Es en este aspecto crítico, feroz, de las instituciones donde el talento de Oshima resplandece, como en Death of Hanging, donde narra la ejecución fallida de un coreano acusado de violación y asesinato, en justa ironía con el drama vivido por la población coreana durante la guerra, y que aprovecha para poner en solfa las actitudes racistas de su pueblo. La película, además, mantiene una sensación de irrealidad aún más intensa que en otras de Oshima, porque introduce técnicas de distanciamiento estético, al modo de Jean Luc Godard o Bertolt Brecht, provocando una sensación de agobio de gran eficacia narrativa.
Hay que decir que no todo Oshima resplandece por igual. Hay películas como Max, Mon Amour, que hizo con Jean Claude Carriére, el colaborador de Buñuel, donde presenta a la mujer de un diplomático, Charlotte Rampling, enamorada de un mono, y dispuesta a un ménage á trois que el simio no parece dispuesto a consentir. Película fallida porque el humor no era el lado fuerte del director: si el film lo hubiese rodado don Luís o Marco Ferreri, el resultado hubiese sido muy distinto.

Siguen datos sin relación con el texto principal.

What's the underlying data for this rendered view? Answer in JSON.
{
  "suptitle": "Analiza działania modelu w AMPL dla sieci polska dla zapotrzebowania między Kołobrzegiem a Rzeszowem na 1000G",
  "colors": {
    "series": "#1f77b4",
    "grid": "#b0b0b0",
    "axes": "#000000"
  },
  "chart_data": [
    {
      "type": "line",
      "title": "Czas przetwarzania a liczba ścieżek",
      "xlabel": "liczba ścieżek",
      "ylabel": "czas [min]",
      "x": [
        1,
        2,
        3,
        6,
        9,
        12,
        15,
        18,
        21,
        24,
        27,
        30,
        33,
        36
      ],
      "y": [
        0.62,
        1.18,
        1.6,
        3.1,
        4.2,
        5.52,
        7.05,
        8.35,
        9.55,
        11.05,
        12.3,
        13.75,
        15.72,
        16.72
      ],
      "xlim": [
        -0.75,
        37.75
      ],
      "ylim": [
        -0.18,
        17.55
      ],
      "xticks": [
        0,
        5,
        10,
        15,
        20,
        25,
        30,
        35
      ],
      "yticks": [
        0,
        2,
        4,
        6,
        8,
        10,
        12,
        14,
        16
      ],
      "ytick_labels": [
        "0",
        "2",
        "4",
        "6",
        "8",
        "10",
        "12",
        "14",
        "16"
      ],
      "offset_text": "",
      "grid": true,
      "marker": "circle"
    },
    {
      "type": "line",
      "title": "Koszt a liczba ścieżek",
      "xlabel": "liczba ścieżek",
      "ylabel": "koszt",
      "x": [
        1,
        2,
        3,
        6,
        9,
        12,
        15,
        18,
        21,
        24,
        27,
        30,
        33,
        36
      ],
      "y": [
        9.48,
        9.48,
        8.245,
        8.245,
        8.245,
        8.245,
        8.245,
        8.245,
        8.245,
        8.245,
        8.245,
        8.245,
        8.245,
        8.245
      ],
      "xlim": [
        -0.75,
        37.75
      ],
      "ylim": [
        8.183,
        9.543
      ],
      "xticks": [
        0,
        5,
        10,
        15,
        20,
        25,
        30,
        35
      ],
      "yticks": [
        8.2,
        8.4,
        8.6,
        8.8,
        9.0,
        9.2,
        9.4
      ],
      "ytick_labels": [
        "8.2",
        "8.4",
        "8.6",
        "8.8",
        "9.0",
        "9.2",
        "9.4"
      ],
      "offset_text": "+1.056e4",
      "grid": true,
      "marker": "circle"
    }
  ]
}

Con todo, con no haber conseguido entre nosotros la fama de Kurosawa, lo cierto es que con la muerte de Oshima se ha ido el cineasta japonés que quedaba de una generación puente entre el clasicismo de Ozu y la nueva estética de un Kitano. Y resaltar esto es importante porque en Japón el legado que se transmite entre generaciones es esencial para su cultura.